Replies are listed 'Best First'.
Re: <speed a major issue with below code also loosing data while writing in files>
by bluescreen (Friar) on Jul 25, 2011 at 15:03 UTC

    You seem to be opening the output files multiple times in the foreach loop at the end, that will not only affect the running time but also can be the source of your data lost issue.

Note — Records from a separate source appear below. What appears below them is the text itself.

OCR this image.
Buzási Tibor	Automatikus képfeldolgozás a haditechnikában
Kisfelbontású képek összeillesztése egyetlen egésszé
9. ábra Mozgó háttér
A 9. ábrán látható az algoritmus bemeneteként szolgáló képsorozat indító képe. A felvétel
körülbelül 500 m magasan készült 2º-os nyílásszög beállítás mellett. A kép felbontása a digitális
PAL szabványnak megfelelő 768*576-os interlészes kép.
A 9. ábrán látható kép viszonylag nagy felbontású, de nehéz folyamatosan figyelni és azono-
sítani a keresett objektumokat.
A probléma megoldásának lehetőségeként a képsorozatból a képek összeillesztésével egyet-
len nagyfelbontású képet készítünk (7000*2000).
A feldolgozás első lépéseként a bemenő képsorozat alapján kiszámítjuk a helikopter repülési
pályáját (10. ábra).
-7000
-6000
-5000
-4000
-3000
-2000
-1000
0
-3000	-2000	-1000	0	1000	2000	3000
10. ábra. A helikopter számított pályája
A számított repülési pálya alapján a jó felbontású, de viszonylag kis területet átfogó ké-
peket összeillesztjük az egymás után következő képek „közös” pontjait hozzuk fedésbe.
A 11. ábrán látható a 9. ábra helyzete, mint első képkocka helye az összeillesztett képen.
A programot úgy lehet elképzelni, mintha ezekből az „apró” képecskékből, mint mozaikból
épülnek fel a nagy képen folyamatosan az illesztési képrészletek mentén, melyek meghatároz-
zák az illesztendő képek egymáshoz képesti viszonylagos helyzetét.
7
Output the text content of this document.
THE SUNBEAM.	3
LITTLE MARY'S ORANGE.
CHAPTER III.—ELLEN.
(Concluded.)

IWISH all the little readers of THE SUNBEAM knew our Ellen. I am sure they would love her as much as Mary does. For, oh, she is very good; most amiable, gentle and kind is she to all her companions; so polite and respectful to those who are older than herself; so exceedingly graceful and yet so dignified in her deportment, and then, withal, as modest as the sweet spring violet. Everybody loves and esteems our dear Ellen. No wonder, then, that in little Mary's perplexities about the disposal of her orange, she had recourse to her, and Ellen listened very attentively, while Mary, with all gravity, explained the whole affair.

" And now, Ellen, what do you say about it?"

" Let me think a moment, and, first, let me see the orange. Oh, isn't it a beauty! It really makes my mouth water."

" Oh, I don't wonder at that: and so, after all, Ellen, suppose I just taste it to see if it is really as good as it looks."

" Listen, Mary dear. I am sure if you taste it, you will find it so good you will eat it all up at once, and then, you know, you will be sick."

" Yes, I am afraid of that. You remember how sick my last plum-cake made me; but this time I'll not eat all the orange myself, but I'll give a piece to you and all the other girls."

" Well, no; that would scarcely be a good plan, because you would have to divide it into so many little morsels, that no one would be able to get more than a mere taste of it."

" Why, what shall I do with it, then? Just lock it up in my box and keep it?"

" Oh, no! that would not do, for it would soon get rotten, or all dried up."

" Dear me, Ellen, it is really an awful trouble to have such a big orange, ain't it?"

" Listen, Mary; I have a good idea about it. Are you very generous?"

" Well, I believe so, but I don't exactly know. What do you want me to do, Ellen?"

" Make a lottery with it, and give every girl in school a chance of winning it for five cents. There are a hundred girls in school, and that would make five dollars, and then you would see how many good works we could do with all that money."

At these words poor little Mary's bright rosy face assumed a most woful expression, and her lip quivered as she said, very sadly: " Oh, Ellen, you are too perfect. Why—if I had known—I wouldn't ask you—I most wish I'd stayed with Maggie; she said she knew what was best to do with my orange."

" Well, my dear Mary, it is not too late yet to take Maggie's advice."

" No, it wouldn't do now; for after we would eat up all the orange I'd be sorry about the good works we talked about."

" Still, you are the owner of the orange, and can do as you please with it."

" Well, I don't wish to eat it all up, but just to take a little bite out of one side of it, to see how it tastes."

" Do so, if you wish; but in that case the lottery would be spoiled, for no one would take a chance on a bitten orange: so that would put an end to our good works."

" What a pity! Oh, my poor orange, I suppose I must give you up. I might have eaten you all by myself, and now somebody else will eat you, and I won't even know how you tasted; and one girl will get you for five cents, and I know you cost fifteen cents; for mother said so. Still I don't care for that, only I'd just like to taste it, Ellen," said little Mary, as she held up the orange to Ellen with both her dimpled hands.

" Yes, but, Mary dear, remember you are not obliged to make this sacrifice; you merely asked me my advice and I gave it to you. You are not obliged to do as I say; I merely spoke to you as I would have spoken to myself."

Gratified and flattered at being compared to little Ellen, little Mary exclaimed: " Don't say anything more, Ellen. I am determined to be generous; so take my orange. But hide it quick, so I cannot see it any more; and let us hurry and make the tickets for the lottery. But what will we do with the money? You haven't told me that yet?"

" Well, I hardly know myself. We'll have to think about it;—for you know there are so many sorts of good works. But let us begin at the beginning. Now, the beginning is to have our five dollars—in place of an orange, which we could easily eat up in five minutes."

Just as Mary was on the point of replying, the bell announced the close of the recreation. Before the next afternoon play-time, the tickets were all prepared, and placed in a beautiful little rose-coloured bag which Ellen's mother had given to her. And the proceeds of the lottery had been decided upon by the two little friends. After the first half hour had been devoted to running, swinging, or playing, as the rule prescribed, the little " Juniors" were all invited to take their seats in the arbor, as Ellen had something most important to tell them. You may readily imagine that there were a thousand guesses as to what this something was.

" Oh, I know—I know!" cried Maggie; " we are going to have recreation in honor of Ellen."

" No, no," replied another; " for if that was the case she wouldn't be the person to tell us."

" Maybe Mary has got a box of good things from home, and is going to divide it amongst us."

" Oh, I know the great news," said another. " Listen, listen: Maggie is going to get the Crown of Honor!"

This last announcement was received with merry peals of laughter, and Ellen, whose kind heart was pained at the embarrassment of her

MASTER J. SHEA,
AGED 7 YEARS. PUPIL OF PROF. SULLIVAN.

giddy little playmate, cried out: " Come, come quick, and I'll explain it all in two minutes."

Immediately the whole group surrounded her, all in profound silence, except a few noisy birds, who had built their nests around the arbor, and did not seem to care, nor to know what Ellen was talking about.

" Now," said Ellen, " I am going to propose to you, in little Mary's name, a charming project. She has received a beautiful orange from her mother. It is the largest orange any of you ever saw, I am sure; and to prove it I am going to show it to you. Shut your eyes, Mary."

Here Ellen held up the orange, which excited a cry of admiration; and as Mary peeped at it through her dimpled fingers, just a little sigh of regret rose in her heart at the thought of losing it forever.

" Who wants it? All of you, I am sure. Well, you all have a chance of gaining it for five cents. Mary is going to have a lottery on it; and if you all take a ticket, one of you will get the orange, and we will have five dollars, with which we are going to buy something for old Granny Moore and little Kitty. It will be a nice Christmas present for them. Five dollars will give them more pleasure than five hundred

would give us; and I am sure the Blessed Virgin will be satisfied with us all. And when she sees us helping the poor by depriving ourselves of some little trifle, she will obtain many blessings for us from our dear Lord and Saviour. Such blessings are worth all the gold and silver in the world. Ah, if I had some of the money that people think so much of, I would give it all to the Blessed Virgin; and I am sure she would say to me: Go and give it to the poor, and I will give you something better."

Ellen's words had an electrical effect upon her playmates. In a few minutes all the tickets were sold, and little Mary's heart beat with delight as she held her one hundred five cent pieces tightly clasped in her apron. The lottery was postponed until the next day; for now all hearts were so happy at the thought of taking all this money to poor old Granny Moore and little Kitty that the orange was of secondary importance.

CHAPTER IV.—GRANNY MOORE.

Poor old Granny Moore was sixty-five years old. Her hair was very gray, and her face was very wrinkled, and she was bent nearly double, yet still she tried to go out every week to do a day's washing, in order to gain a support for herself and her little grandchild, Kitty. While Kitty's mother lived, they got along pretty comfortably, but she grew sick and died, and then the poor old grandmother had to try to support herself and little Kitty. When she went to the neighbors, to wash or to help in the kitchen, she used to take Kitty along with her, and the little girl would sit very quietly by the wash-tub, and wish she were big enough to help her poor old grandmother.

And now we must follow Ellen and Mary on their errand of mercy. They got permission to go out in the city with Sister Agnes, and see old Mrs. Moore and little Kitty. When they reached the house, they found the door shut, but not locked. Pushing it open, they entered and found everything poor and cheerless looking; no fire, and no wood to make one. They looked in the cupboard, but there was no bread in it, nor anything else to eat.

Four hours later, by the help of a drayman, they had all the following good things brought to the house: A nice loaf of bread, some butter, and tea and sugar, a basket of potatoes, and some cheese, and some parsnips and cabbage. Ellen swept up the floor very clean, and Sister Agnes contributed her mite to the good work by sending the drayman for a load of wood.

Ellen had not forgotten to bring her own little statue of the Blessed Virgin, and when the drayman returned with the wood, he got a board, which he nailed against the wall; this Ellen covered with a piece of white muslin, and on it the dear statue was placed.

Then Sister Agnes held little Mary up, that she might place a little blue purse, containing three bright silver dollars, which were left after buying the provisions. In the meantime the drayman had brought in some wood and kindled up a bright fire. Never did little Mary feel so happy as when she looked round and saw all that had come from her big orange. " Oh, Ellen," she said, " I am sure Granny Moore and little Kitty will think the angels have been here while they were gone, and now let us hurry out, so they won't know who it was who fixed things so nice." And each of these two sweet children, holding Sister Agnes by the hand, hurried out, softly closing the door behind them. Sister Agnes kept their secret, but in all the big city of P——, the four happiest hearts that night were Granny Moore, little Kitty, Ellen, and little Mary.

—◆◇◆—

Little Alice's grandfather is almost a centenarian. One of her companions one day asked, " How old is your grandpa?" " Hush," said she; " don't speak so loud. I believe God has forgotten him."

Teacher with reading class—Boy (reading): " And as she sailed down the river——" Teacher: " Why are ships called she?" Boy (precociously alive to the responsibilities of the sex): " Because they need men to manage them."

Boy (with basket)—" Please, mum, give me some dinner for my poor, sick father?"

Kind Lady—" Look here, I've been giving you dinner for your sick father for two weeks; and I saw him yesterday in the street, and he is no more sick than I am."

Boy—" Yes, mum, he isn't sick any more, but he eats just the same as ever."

So open the file before looping:

    open my $fh, '>>', $filename; foreach my $uniquekey ( keys %myHash ) { ... print $fh ...; }; close($fh);

    If this is a one time script then don't worry *much* about the following but if you have to maintain it over time consider the following:

    • use strict and use warnings
    • Naming Conventions, variables like myHash, uniquekey, ... complicate understanding the script, instead use name that reflects their contents
    • Use proper scope and define variables only when you need them
    • Instead of `ls | grep CVS` use opendir, readdir functions
    • Use functions to divide the code into meaningful pieces
    • Use autodie
    • Use three arg open calls instead of sysopen

      dear monk, thnx for your reply,but my major concern is that i am using file name from the file data itself which is a uniq key for me to lookup however cdr is the content of that file which also contain file name hidden in it. help will be highly app.as i am dealing with a source file having 1+ million records in that.

        This code:

        foreach $uniquekey1 (keys %myHash1) { $uniq2 = $file_name1.'.csv'; sysopen($CircleGroupHandle1,"$ARGV[0]/$uniq2",O_WRONLY| +O_APPEND|O_CREAT)or die "Error writing to $!";

        If you look closely the file name is composed of: "$ARGV[0]/$file_name1.csv", all of the variables involved are defined outside the foreach loop, if that doesn't change that means that within the loop you're opening the same file over and over.

        The first optimization would be to extra the constants from the loop.< That means that $file_name and the file_handle can be outside the foreach loop. This will prevent your program to open same file multiple times ( one per keys in %myHash ). Let's say %myHash has 10k keys, that means you opening ( without closing ) same file 10k times.